From an ABC radio report "According to the World Health Organisation's 2002 Report Australia has the highest rate of medical error in the world."

  • 16% of our hospitalised patients will suffer a significant adverse event that is totally unrelated to their original medical condition. This translates as 1 patient in 6, four times the reported occurrence of medical error incidents in the United States, and a full 6% higher than Britain's 10% error rate.
  • 18, 000 Australian patients die each year as a direct result of avoidable injuries and complications.
    Another 50,000 Australian patients per year are left with permanent disabilities, and hundreds of thousands more are avoidably injured to some greater or lesser degree.
  • 80,000 Australian patients per year are hospitalised due to medication errors, syphoning a massive $350m from the Federal Health Budget annually.
  • These figures do not take into account the recognised errors which take place in other clinical outpatient settings such as GP surgeries, radiology suites, and other outpatient clinics where the error rate has been found to be at 23% in one Sydney study."
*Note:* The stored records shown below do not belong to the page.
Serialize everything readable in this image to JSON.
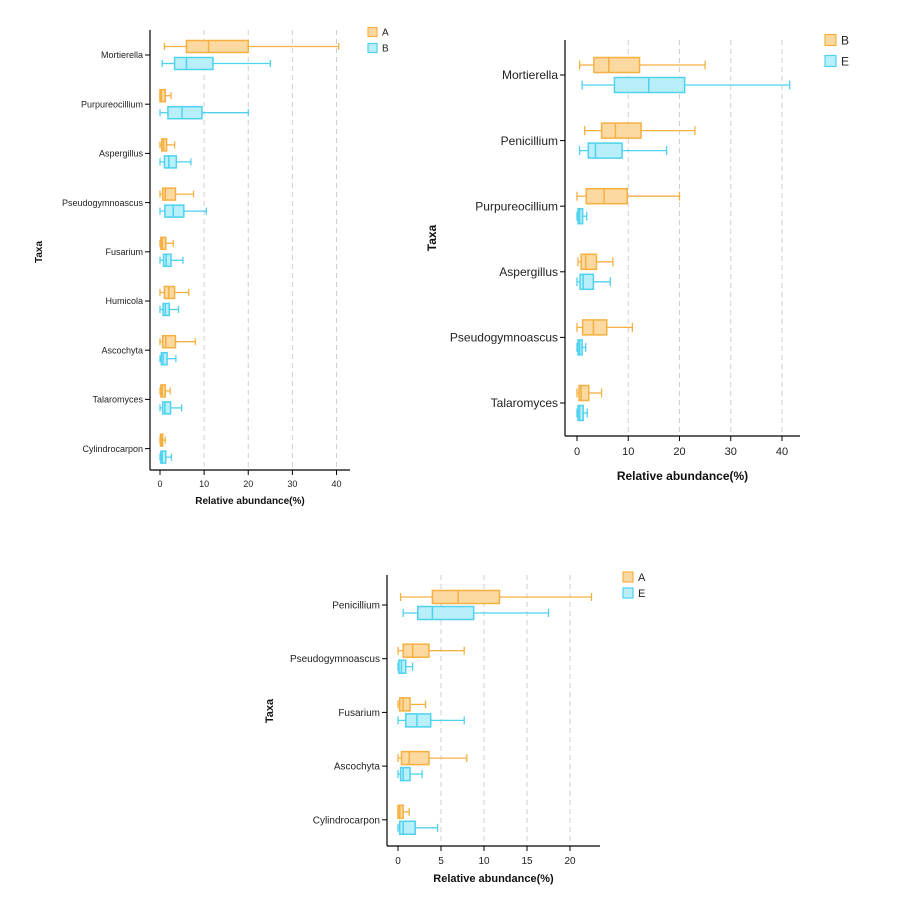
{
  "colors": {
    "A": "#f5b041",
    "B_fill": "#fcd9a0",
    "E": "#4fd2ee"
  },
  "chart_data": [
    {
      "type": "box",
      "title": "",
      "xlabel": "Relative abundance(%)",
      "ylabel": "Taxa",
      "xlim": [
        -1,
        41
      ],
      "xticks": [
        0,
        10,
        20,
        30,
        40
      ],
      "grid": "vertical dashed",
      "legend": "top-right",
      "series": [
        {
          "name": "A",
          "color": "#f5b041",
          "fill": "#fcd9a0"
        },
        {
          "name": "B",
          "color": "#4fd2ee",
          "fill": "#b9effa"
        }
      ],
      "categories": [
        "Mortierella",
        "Purpureocillium",
        "Aspergillus",
        "Pseudogymnoascus",
        "Fusarium",
        "Humicola",
        "Ascochyta",
        "Talaromyces",
        "Cylindrocarpon"
      ],
      "boxes": [
        [
          [
            1,
            6,
            11,
            20,
            40.5
          ],
          [
            0.5,
            3.3,
            6,
            12,
            25
          ]
        ],
        [
          [
            0,
            0,
            0.3,
            1.2,
            2.5
          ],
          [
            0,
            1.8,
            5,
            9.5,
            20
          ]
        ],
        [
          [
            0,
            0.4,
            0.8,
            1.5,
            3.3
          ],
          [
            0,
            1,
            2,
            3.7,
            7
          ]
        ],
        [
          [
            0,
            0.6,
            1.2,
            3.5,
            7.6
          ],
          [
            0,
            1.1,
            3,
            5.4,
            10.5
          ]
        ],
        [
          [
            0,
            0.2,
            0.5,
            1.3,
            3
          ],
          [
            0,
            0.8,
            1.4,
            2.5,
            5.2
          ]
        ],
        [
          [
            0,
            1,
            2,
            3.3,
            6.5
          ],
          [
            0,
            0.7,
            1.2,
            2.1,
            4.2
          ]
        ],
        [
          [
            0,
            0.6,
            1.3,
            3.5,
            8
          ],
          [
            0,
            0.3,
            0.7,
            1.6,
            3.6
          ]
        ],
        [
          [
            0,
            0.2,
            0.5,
            1.2,
            2.3
          ],
          [
            0,
            0.6,
            1.1,
            2.4,
            4.9
          ]
        ],
        [
          [
            0,
            0.1,
            0.3,
            0.6,
            1.2
          ],
          [
            0,
            0.2,
            0.5,
            1.3,
            2.6
          ]
        ]
      ]
    },
    {
      "type": "box",
      "title": "",
      "xlabel": "Relative abundance(%)",
      "ylabel": "Taxa",
      "xlim": [
        -2,
        44
      ],
      "xticks": [
        0,
        10,
        20,
        30,
        40
      ],
      "grid": "vertical dashed",
      "legend": "top-right",
      "series": [
        {
          "name": "B",
          "color": "#f5b041",
          "fill": "#fcd9a0"
        },
        {
          "name": "E",
          "color": "#4fd2ee",
          "fill": "#b9effa"
        }
      ],
      "categories": [
        "Mortierella",
        "Penicillium",
        "Purpureocillium",
        "Aspergillus",
        "Pseudogymnoascus",
        "Talaromyces"
      ],
      "boxes": [
        [
          [
            0.5,
            3.3,
            6.2,
            12.2,
            25
          ],
          [
            1,
            7.3,
            14,
            21,
            41.5
          ]
        ],
        [
          [
            1.5,
            4.8,
            7.5,
            12.5,
            23
          ],
          [
            0.5,
            2.2,
            3.6,
            8.8,
            17.5
          ]
        ],
        [
          [
            0,
            1.8,
            5.3,
            9.8,
            20
          ],
          [
            0,
            0.2,
            0.5,
            1.1,
            1.9
          ]
        ],
        [
          [
            0.2,
            0.8,
            1.7,
            3.8,
            7
          ],
          [
            0,
            0.6,
            1.2,
            3.2,
            6.5
          ]
        ],
        [
          [
            0,
            1.1,
            3.2,
            5.8,
            10.8
          ],
          [
            0,
            0.2,
            0.5,
            1,
            1.7
          ]
        ],
        [
          [
            0,
            0.4,
            0.8,
            2.3,
            4.8
          ],
          [
            0,
            0.2,
            0.5,
            1.2,
            2
          ]
        ]
      ]
    },
    {
      "type": "box",
      "title": "",
      "xlabel": "Relative abundance(%)",
      "ylabel": "Taxa",
      "xlim": [
        -0.8,
        23.5
      ],
      "xticks": [
        0,
        5,
        10,
        15,
        20
      ],
      "grid": "vertical dashed",
      "legend": "top-right",
      "series": [
        {
          "name": "A",
          "color": "#f5b041",
          "fill": "#fcd9a0"
        },
        {
          "name": "E",
          "color": "#4fd2ee",
          "fill": "#b9effa"
        }
      ],
      "categories": [
        "Penicillium",
        "Pseudogymnoascus",
        "Fusarium",
        "Ascochyta",
        "Cylindrocarpon"
      ],
      "boxes": [
        [
          [
            0.3,
            4,
            7,
            11.8,
            22.5
          ],
          [
            0.6,
            2.3,
            4,
            8.8,
            17.5
          ]
        ],
        [
          [
            0,
            0.6,
            1.7,
            3.6,
            7.7
          ],
          [
            0,
            0.1,
            0.4,
            0.9,
            1.7
          ]
        ],
        [
          [
            0,
            0.2,
            0.6,
            1.4,
            3.2
          ],
          [
            0,
            0.9,
            2.2,
            3.8,
            7.7
          ]
        ],
        [
          [
            0,
            0.4,
            1.3,
            3.6,
            8
          ],
          [
            0,
            0.3,
            0.6,
            1.4,
            2.8
          ]
        ],
        [
          [
            0,
            0,
            0.2,
            0.6,
            1.3
          ],
          [
            0,
            0.2,
            0.6,
            2,
            4.6
          ]
        ]
      ]
    }
  ]
}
Transcript from ABC radio website: The WHO Report.

Case Study

The condition was Gout. A great source of humour for cartoonists – Colonel Blimp type with swollen foot resting on ottoman – apparently, for the victim, it is an excruciatingly painful ailment. (One sufferer says that a person, approaching-but-not-touching, will trigger anticipatory spasms of agony.) Over the years it got worse. However, for as long as it was treatable with over-the-counter pain-killers, he stuck with them. To go on to more potent remedies would mean a lifetime of the tablets, every day. Put that off. Eventually, he finds the lite stuff doesn’t work anymore and the pain is unbearable. Time for the heavy-duty medication.

The doctor prescribes two medications. The first is a stronger anti-inflammatory. Once the swelling is down, start taking the prophylactic stuff (the whole-of-life pills).

It doesn’t work. The anti-inflammation medicine has no effect. Back to the doctor.

The first doctor isn’t there so he sees another in the same practice. He endorses the prescribed remedies, but says take both medicines at once.

The Gout gets worse.

Back to the practice – and a third doctor. She recoils in horror at the idea of taking the two medicines together. The first has to do its work, she says, then you use prophylaxis. At first, it will exacerbate the condition – and that’s why the swelling has to be controlled first.

Two doctors, two completely different views on treatment. They can’t both be right.